Issac Newton by James Gleick
Gleick also describes the staggering accomplisments that Newton achieved: foundation work on light and optics; glass and telescopes; calculus and, of course, gravity. To think of someone inventing the notion of infinite series to solve problems as well as being the first to usefully describe and specify what we call “gravity” is truly impressive. I was also surprised to learn that Newton predicted the Earth was oblate in shape and not perfectly circular because of the rotation (this is in fact true). Considering most people don’t know this now and he was able to figure this out in the late 1600s is one more indication of his immense powers of reasoning. Newton, despite his theological leanings, was also the person who pushed the concept of having experiments and data to justify belief as mere opinion was not sufficient.
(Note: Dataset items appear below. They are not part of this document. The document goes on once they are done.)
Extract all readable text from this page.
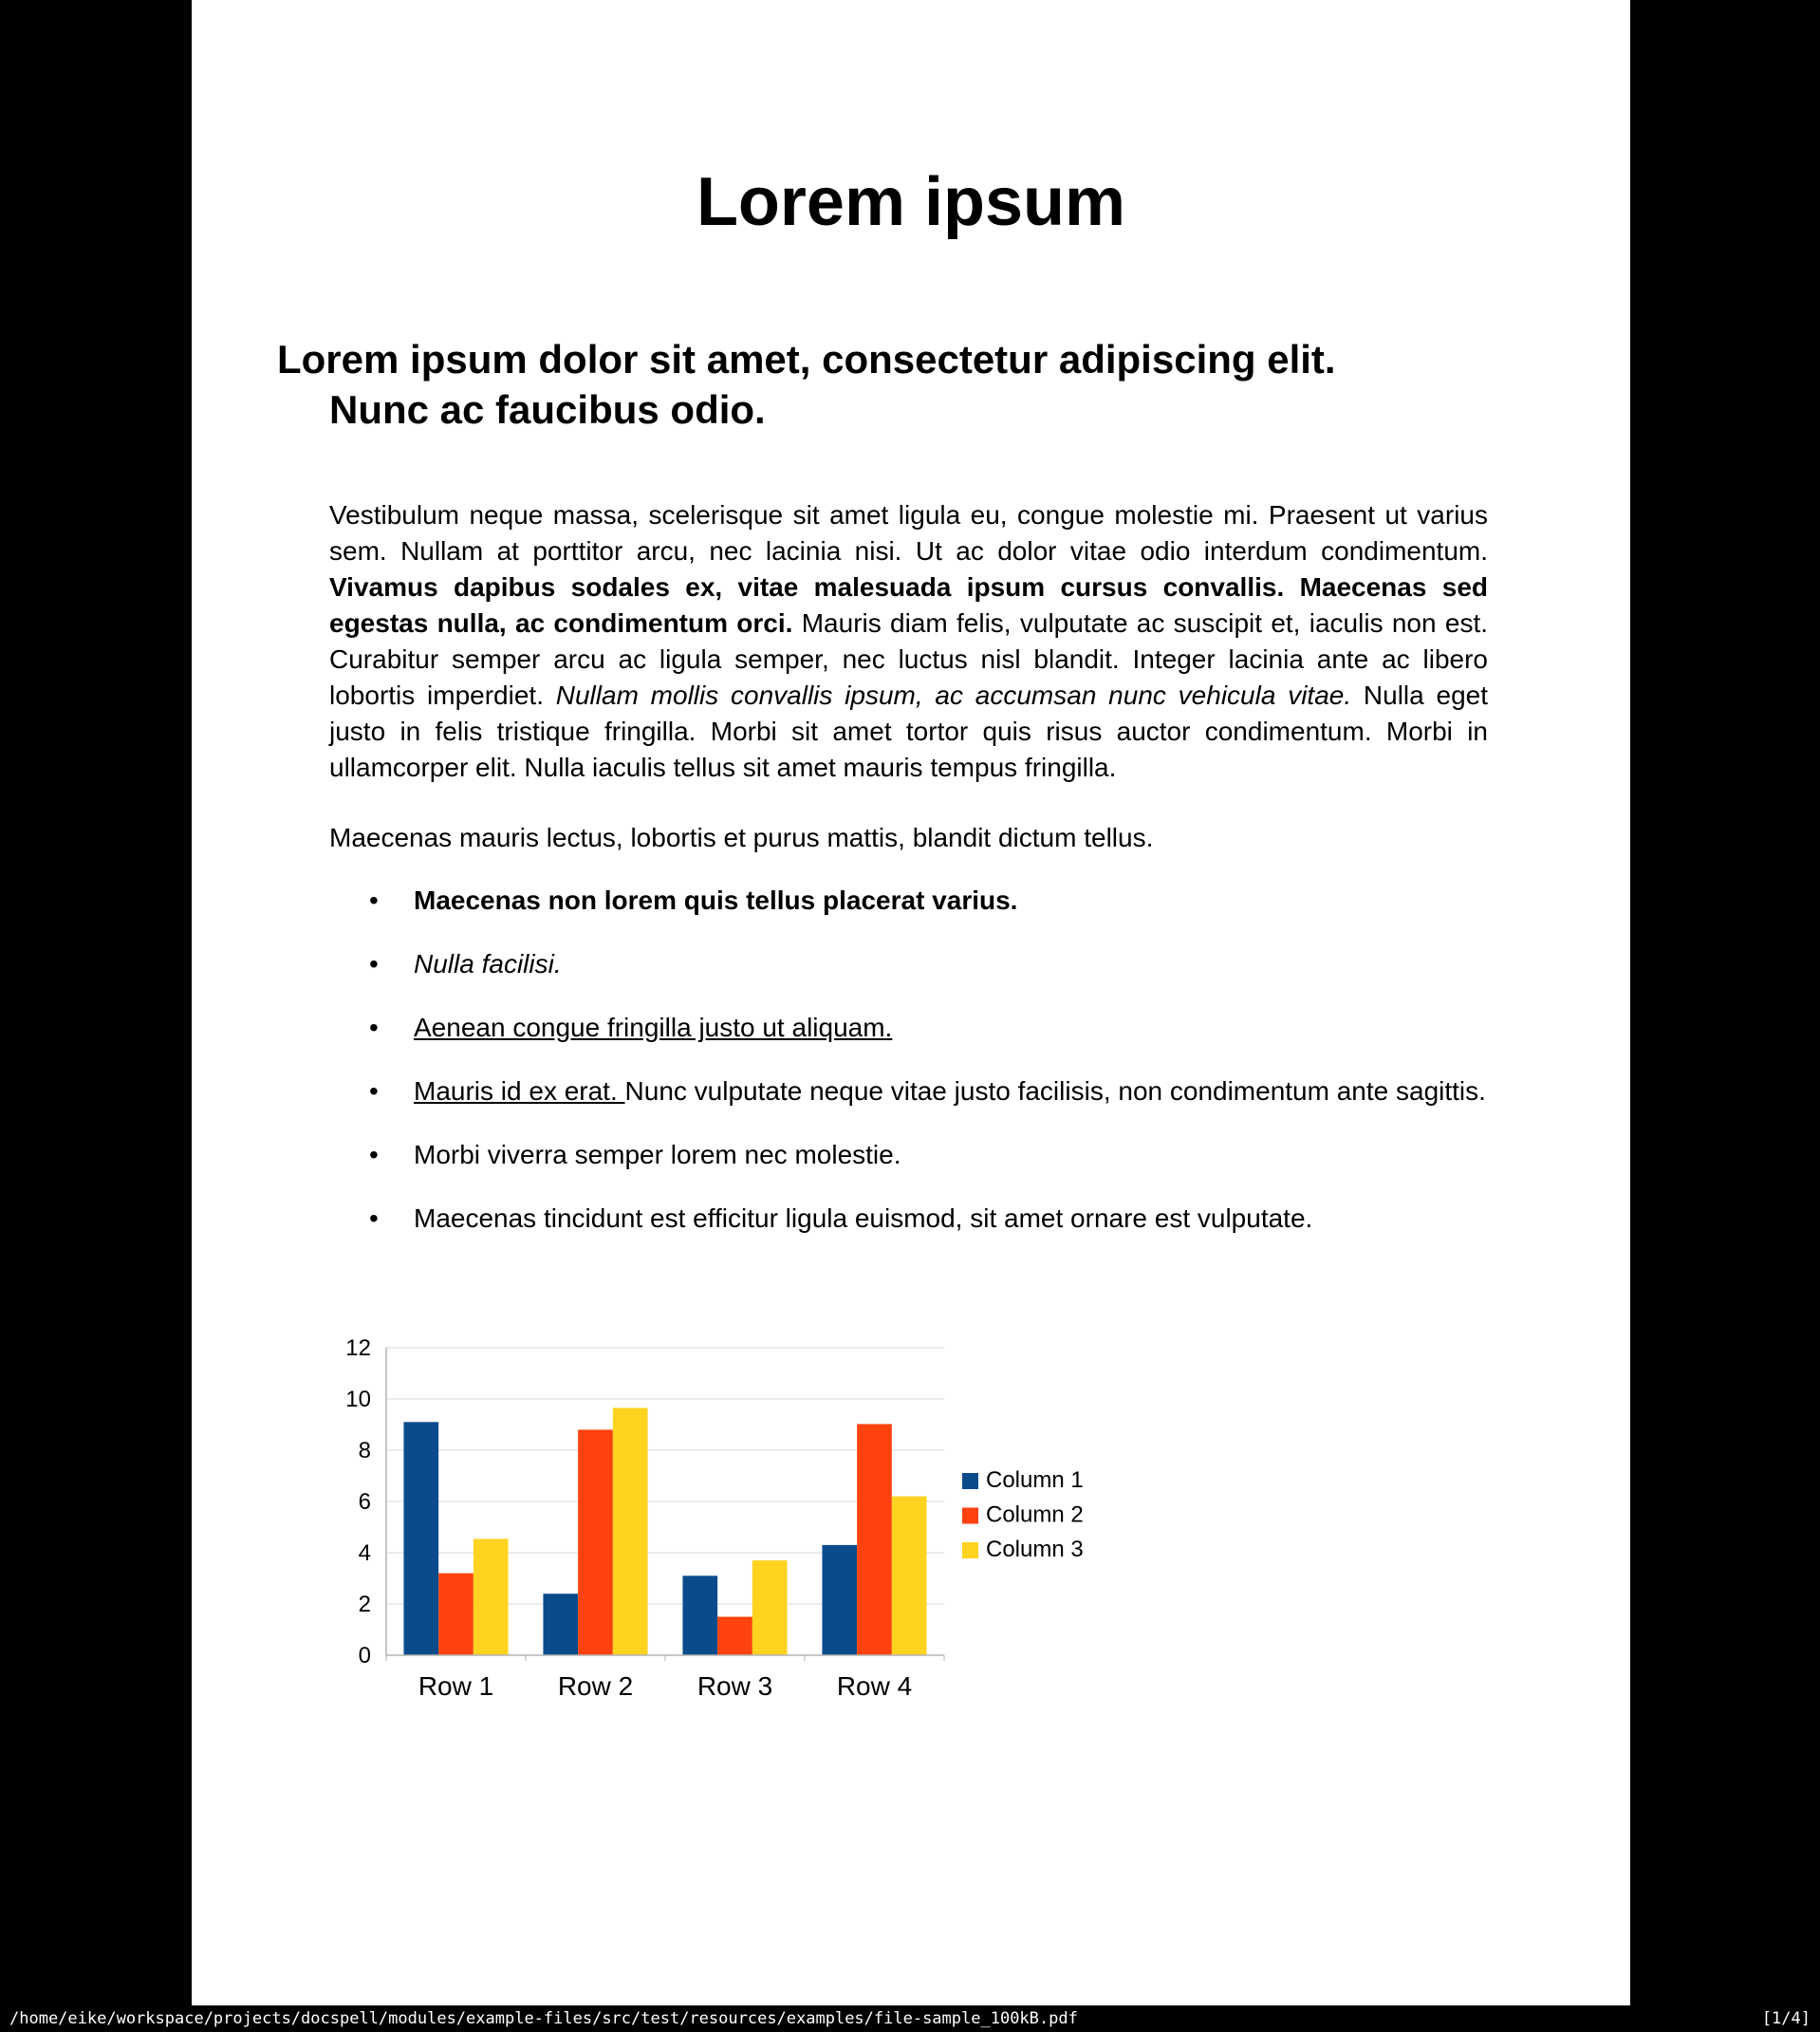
Lorem ipsum
Lorem ipsum dolor sit amet, consectetur adipiscing elit. Nunc ac faucibus odio.

Vestibulum neque massa, scelerisque sit amet ligula eu, congue molestie mi. Praesent ut varius sem. Nullam at porttitor arcu, nec lacinia nisi. Ut ac dolor vitae odio interdum condimentum. Vivamus dapibus sodales ex, vitae malesuada ipsum cursus convallis. Maecenas sed egestas nulla, ac condimentum orci. Mauris diam felis, vulputate ac suscipit et, iaculis non est. Curabitur semper arcu ac ligula semper, nec luctus nisl blandit. Integer lacinia ante ac libero lobortis imperdiet. Nullam mollis convallis ipsum, ac accumsan nunc vehicula vitae. Nulla eget justo in felis tristique fringilla. Morbi sit amet tortor quis risus auctor condimentum. Morbi in ullamcorper elit. Nulla iaculis tellus sit amet mauris tempus fringilla.

Maecenas mauris lectus, lobortis et purus mattis, blandit dictum tellus.

• Maecenas non lorem quis tellus placerat varius.
• Nulla facilisi.
• Aenean congue fringilla justo ut aliquam.
• Mauris id ex erat. Nunc vulputate neque vitae justo facilisis, non condimentum ante sagittis.
• Morbi viverra semper lorem nec molestie.
• Maecenas tincidunt est efficitur ligula euismod, sit amet ornare est vulputate.
0
2
4
6
8
10
12
Row 1 Row 2 Row 3 Row 4
Column 1
Column 2
Column 3
/home/eike/workspace/projects/docspell/modules/example-files/src/test/resources/examples/file-sample_100kB.pdf	[1/4]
Newton’s intermittently nasty personality is also explored, like when he attempted to defend his discovery of calculus by discrediting Leibnitz. The Royal Society released an anonymous report indicating that Leibnitz could not be trusted on a whole range of issues, chief among them his claim to the calculus. Further, an anonymous review of this report said additional words of condemnation. Both the report AND the review were by Newton. Sneaky Issac! Apparently, if you want your name preserved in history, make sure to kick everyone else down.
Issac Newton is a good book that describes an obsessive man that barely travelled and never knew a woman but revolutionized mathematics and physics such that we are still using his work as a foundation for understanding the world (ever use the words inertia, momentum, or gravity?).
If we have seen further, it is because we are standing on the shoulders of Newton.